Many an apazine is made up largely or completely of mailing comments (MCs) – which is to say, the editor's comments in response to zines distributed through the previous mailing of the apa, addressed either to the editors or to the titles of the fanzines.

The writing is almost always in informal mode, but mailing comments can range from well-written mini-essays to virtually incomprehensible snippets without the context of the earlier mailing to provide a clue to what they mean. By way of example:

The Drudge (Jim): I like what you did on the cover. That will show them! || Agree with you on Cowper's encouragement but what does he mean by 'marble stock'? || Re yct me: We’ll see. 

Contrary to popular opinion, mailing comments are not an invention of fandom's – they were introduced to FAPA by Dan McPhail, who picked up the practice from his participation in mundane amateur press associations.

They’re still called mailing comments even when the apa is a local one that has disties.

From Fancyclopedia 2, ca. 1959
are comments -- i.e. short notes as distinguished from formal review or criticism -- on the contents of a previous mailing of an APA and published in a later mailing (rather than, say, mailed direct to the members concerned). Reviewing a mailing in a magazine postmailed to the same mailing is frowned upon.

Jack Speer began this custom in the Third FAPA Mailing and mighty was the success thereof.
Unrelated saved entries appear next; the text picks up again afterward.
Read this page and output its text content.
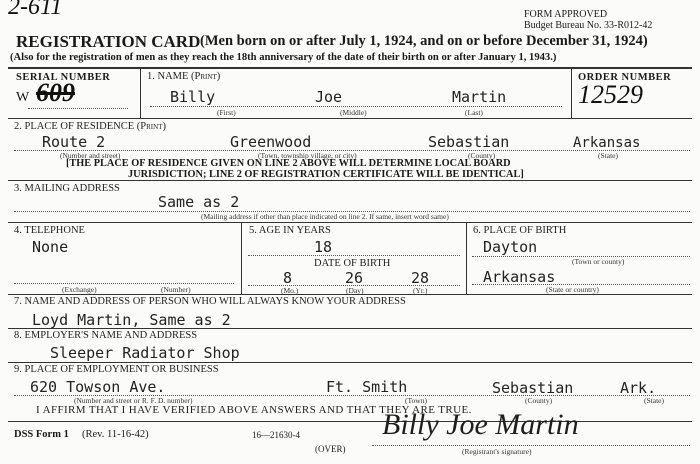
2-611	FORM APPROVED
Budget Bureau No. 33-R012-42
REGISTRATION CARD (Men born on or after July 1, 1924, and on or before December 31, 1924)
(Also for the registration of men as they reach the 18th anniversary of the date of their birth on or after January 1, 1943.)
SERIAL NUMBER
W 609
1. NAME (Print)
Billy	Joe	Martin
(First)	(Middle)	(Last)
ORDER NUMBER
12529
2. PLACE OF RESIDENCE (Print)
Route 2	Greenwood	Sebastian	Arkansas
(Number and street)	(Town, township village, or city)	(County)	(State)
[THE PLACE OF RESIDENCE GIVEN ON LINE 2 ABOVE WILL DETERMINE LOCAL BOARD
JURISDICTION; LINE 2 OF REGISTRATION CERTIFICATE WILL BE IDENTICAL]
3. MAILING ADDRESS
Same as 2
(Mailing address if other than place indicated on line 2. If same, insert word same)
4. TELEPHONE
None
(Exchange)	(Number)
5. AGE IN YEARS
18
DATE OF BIRTH
8	26	28
(Mo.)	(Day)	(Yr.)
6. PLACE OF BIRTH
Dayton
(Town or county)
Arkansas
(State or country)
7. NAME AND ADDRESS OF PERSON WHO WILL ALWAYS KNOW YOUR ADDRESS
Loyd Martin, Same as 2
8. EMPLOYER'S NAME AND ADDRESS
Sleeper Radiator Shop
9. PLACE OF EMPLOYMENT OR BUSINESS
620 Towson Ave.	Ft. Smith	Sebastian	Ark.
(Number and street or R. F. D. number)	(Town)	(County)	(State)
I AFFIRM THAT I HAVE VERIFIED ABOVE ANSWERS AND THAT THEY ARE TRUE.
DSS Form 1 (Rev. 11-16-42)	16—21630-4
(OVER)
Billy Joe Martin
(Registrant's signature)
A few of the unenlightened who maintain that comments on comments are too much like diminishing spirals for their taste have been adequately dealt with by Vernon McCain, who remarked that if they never commented on comments it must be pretty difficult to carry on a conversation with them.

Since, from their nature, all the intended audience may be assumed to know what they're about, MCs can easily become a very inner-circle feature of an APA, and commentzines or -sections may often make the short descent to mere collections of notes. Mailing comments were the feature that led Sam Merwin to describe SAPS as a system of interlocking mailboxes.
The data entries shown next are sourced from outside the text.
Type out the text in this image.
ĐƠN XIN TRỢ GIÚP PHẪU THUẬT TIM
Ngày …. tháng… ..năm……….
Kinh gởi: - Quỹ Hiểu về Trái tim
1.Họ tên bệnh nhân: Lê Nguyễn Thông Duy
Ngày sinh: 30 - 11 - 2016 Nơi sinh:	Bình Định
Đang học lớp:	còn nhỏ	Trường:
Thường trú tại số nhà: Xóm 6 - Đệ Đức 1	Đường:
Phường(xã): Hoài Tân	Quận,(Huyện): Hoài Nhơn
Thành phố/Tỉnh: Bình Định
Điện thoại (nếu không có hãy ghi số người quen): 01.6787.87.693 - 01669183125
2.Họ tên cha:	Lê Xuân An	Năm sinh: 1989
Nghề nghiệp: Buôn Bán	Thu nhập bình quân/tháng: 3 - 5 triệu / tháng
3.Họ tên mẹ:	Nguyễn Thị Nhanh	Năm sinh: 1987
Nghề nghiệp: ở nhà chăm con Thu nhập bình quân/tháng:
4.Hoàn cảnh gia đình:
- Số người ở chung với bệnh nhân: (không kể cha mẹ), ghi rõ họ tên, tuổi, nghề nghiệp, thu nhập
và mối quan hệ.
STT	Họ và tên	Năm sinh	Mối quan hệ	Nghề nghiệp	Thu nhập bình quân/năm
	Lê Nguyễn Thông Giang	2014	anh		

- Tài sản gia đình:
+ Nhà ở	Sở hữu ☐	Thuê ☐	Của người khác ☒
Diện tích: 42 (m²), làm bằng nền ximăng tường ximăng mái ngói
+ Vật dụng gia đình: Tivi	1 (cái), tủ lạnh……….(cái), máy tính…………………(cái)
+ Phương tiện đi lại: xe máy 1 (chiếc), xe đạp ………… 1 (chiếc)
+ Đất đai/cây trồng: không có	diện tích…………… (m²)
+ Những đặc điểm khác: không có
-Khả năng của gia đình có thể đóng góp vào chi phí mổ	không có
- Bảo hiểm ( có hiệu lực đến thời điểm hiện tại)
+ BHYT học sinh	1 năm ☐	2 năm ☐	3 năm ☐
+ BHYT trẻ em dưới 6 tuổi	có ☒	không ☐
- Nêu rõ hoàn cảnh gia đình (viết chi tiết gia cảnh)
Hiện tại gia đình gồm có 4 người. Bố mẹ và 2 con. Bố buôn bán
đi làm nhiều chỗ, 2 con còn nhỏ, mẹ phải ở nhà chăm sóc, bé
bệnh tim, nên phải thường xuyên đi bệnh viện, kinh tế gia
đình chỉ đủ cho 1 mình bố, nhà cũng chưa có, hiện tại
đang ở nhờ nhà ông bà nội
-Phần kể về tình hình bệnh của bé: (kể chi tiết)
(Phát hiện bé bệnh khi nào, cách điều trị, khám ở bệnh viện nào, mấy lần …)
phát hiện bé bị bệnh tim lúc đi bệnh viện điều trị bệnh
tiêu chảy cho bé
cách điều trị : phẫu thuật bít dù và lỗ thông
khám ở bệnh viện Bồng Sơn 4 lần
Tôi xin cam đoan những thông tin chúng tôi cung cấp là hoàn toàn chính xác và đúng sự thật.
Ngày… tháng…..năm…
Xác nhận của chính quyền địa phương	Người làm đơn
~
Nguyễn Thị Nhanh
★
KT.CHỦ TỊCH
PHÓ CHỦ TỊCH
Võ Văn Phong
From Fancyclopedia 2 Supplement, ca. 1960
The attribution of this idea to Speer is wrong; Dan McPhail got the idea from mundane aj groups and suggested to Speer its introduction to FAPA. "I went home and did likewise, so that both of us had them in whatever mailing it was", says Speer. But McPhail's "Looking 'Em Over" appeared in the First Section of the Third Mailing, and Speer's in the Second Section.